When it comes to the adoption of electronic health records, it’s good to be urban, large, and teach.

According to the latest report on EHR adoption, Health Information Technology in the United States: On the Cusp of Change, 2009, fewer than 2% of American hospitals used a comprehensive electronic health record (EHR) in 2008, 7.6% had a “basic” EHR based on the definition generated by an expert panel conducted by the Robert Wood Johnson Foundation, the Massachusetts General Hospital, and the George Washington University — the team that developed this full report on the state of EHRs in U.S. hospitals.

The most common applications instituted in hospital EHRs included laboratory results (77%), radiology reports (78%) and images (78%). About 1 in 5 U.S. hospitals used computerized order entry and clinical decision support.

The most significant barrier to EHR adoption was found to be financial — 70% of hospitals reported that inadequate capital kept them from acquiring and implementing EHRs. Other barriers cited by about 1 in 3 hospitals included physician resistance, unclear ROI, maintenance costs, and access to IT staff.

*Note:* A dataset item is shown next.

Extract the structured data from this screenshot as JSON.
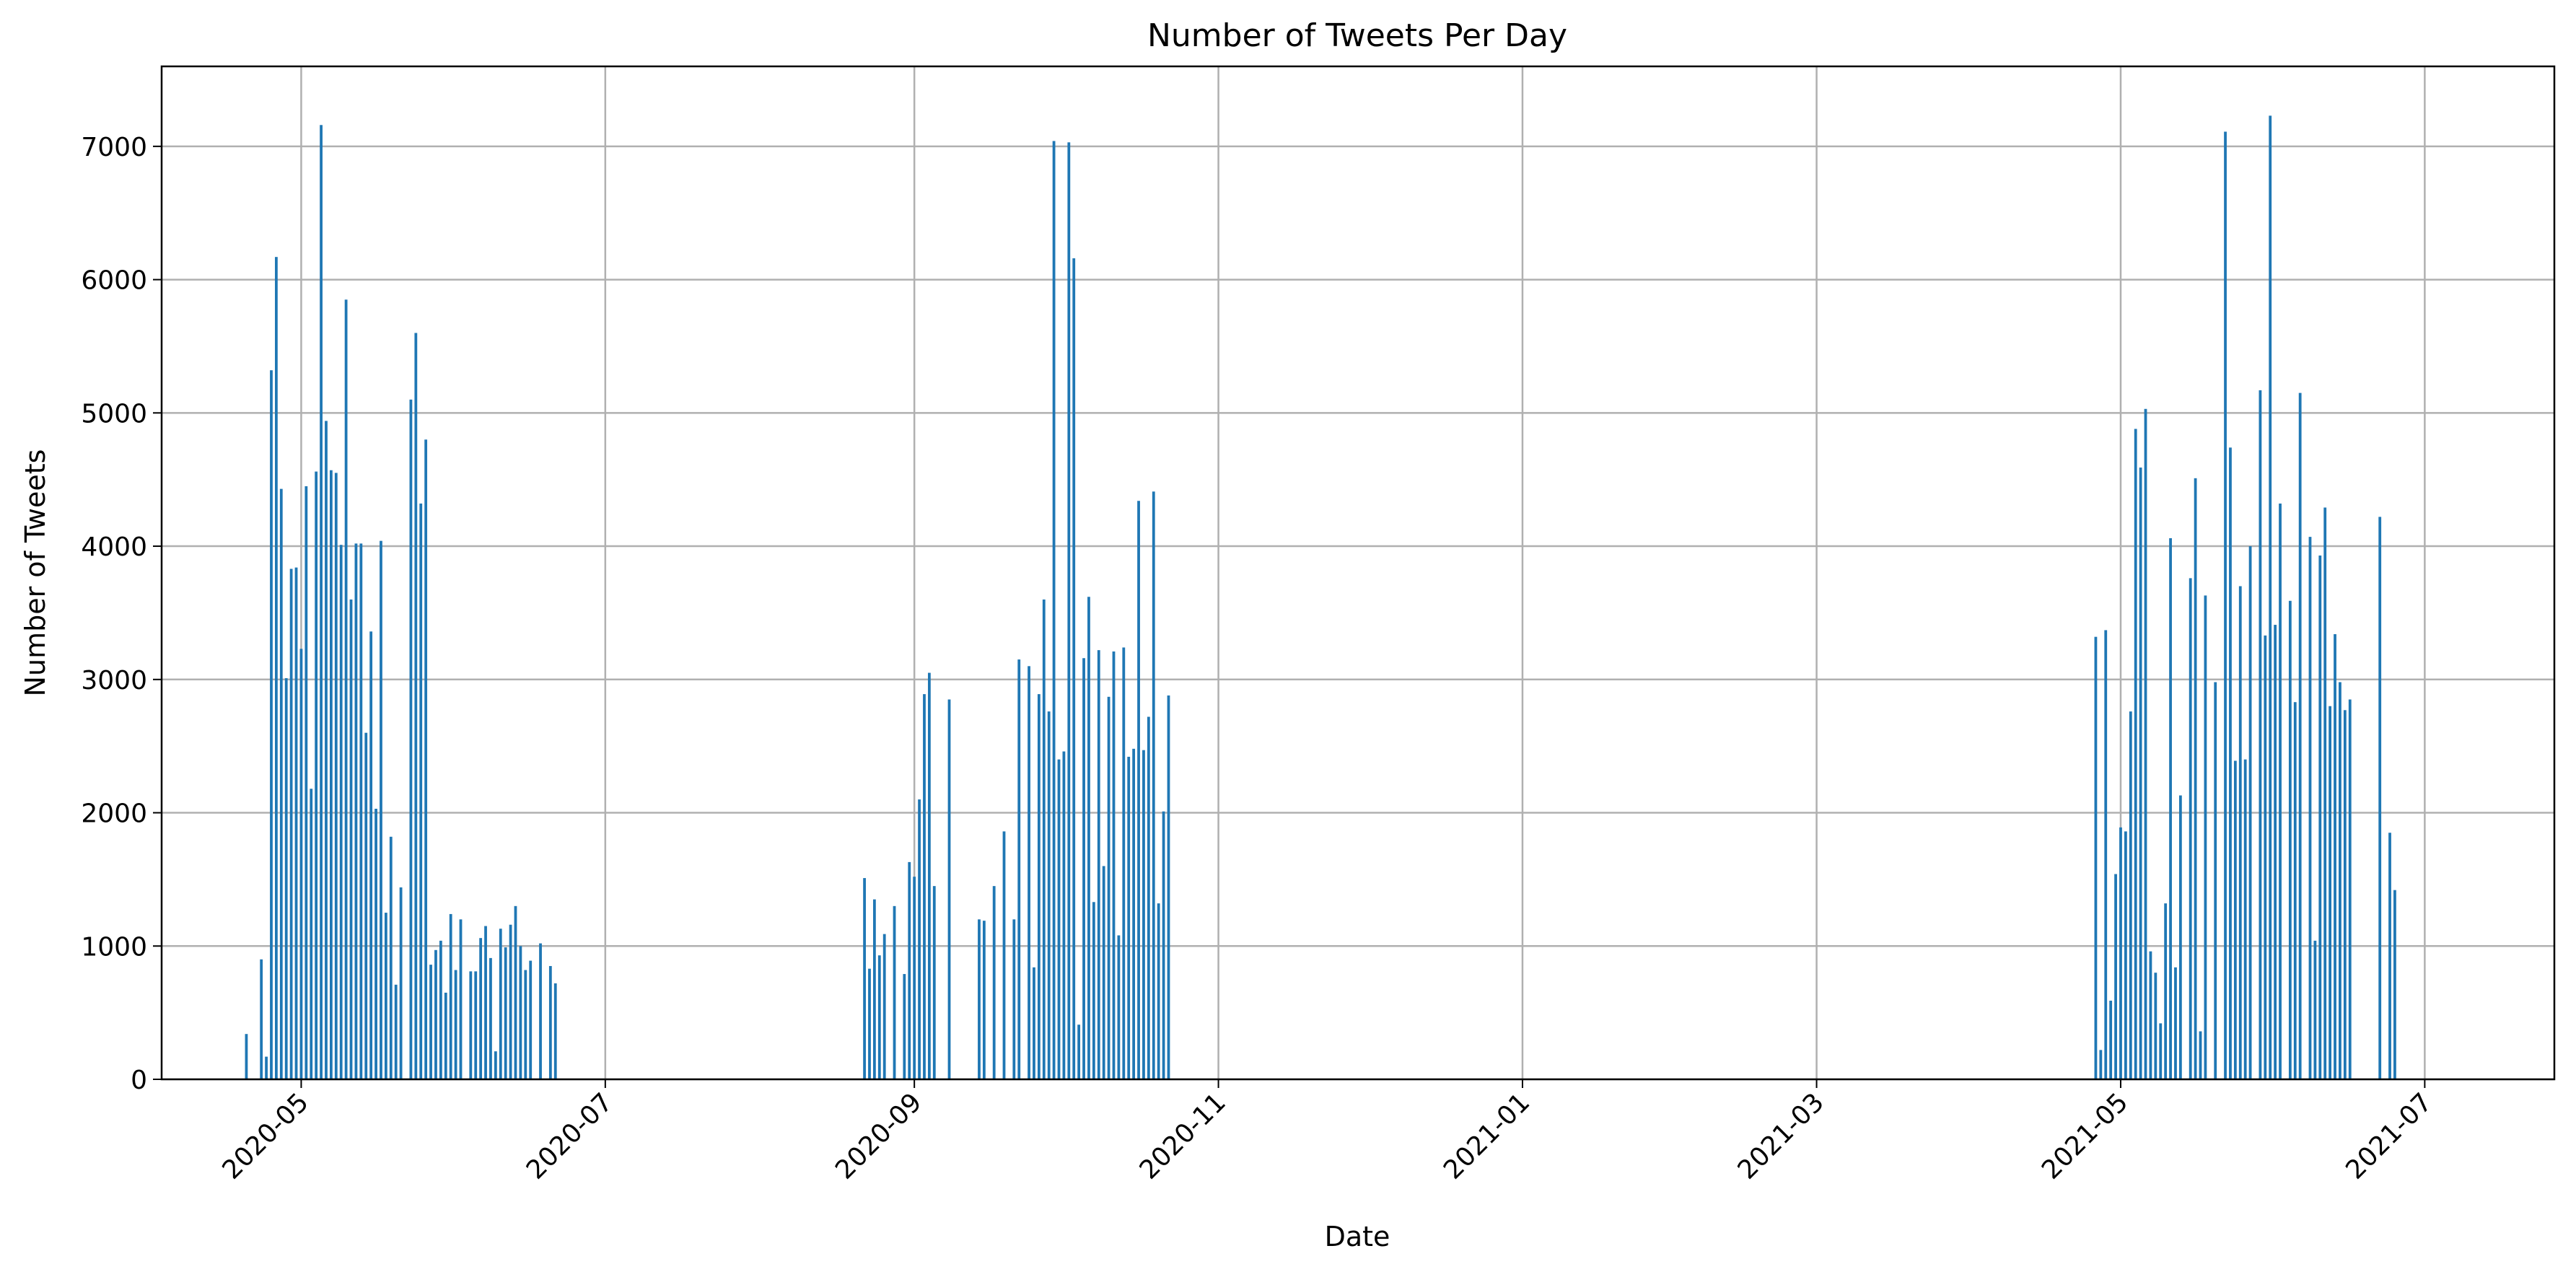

One of hte most intriguing findings in this survey was found among hospitals serving the poor, known as “disproportionate share hospitals” (abbreviated “DSH”). These are the safety-net hospitals in the U.S. that serve more people funded by Medicaid. Among DSH hospitals that used EHRs, there was not obvious difference in the quality of care delivered. The researchers conclude, based on this statistics, that the presence of an EHR mitigated that expected negative effect of a high DSH index.

Health Populi’s Hot Points: Since the overwhelming barrier to implementing EHRs is financial, based on this survey of American hospitals, the EHR funding included in the ARRA stimulus package holds tremendous promise — and inspires great expectations. This survey found that a minority of U.S. hospitals has implemented comprehensive EHRs. It is in the implementation of all aspects of EHRs where real impacts on clinical quality are made. Adopting a few modules that make up bits of EHRs doesn’t result in greatly different outcomes overall.

The subtitle of this report is, “On the Cusp of Change.” That cusp will have a pretty long tail given the low-penetration of fully implemented EHRs in American hospitals. The stimulus funding was a must-do to get EHR adoption rolling based on what RWJF et. al. have found in this important work.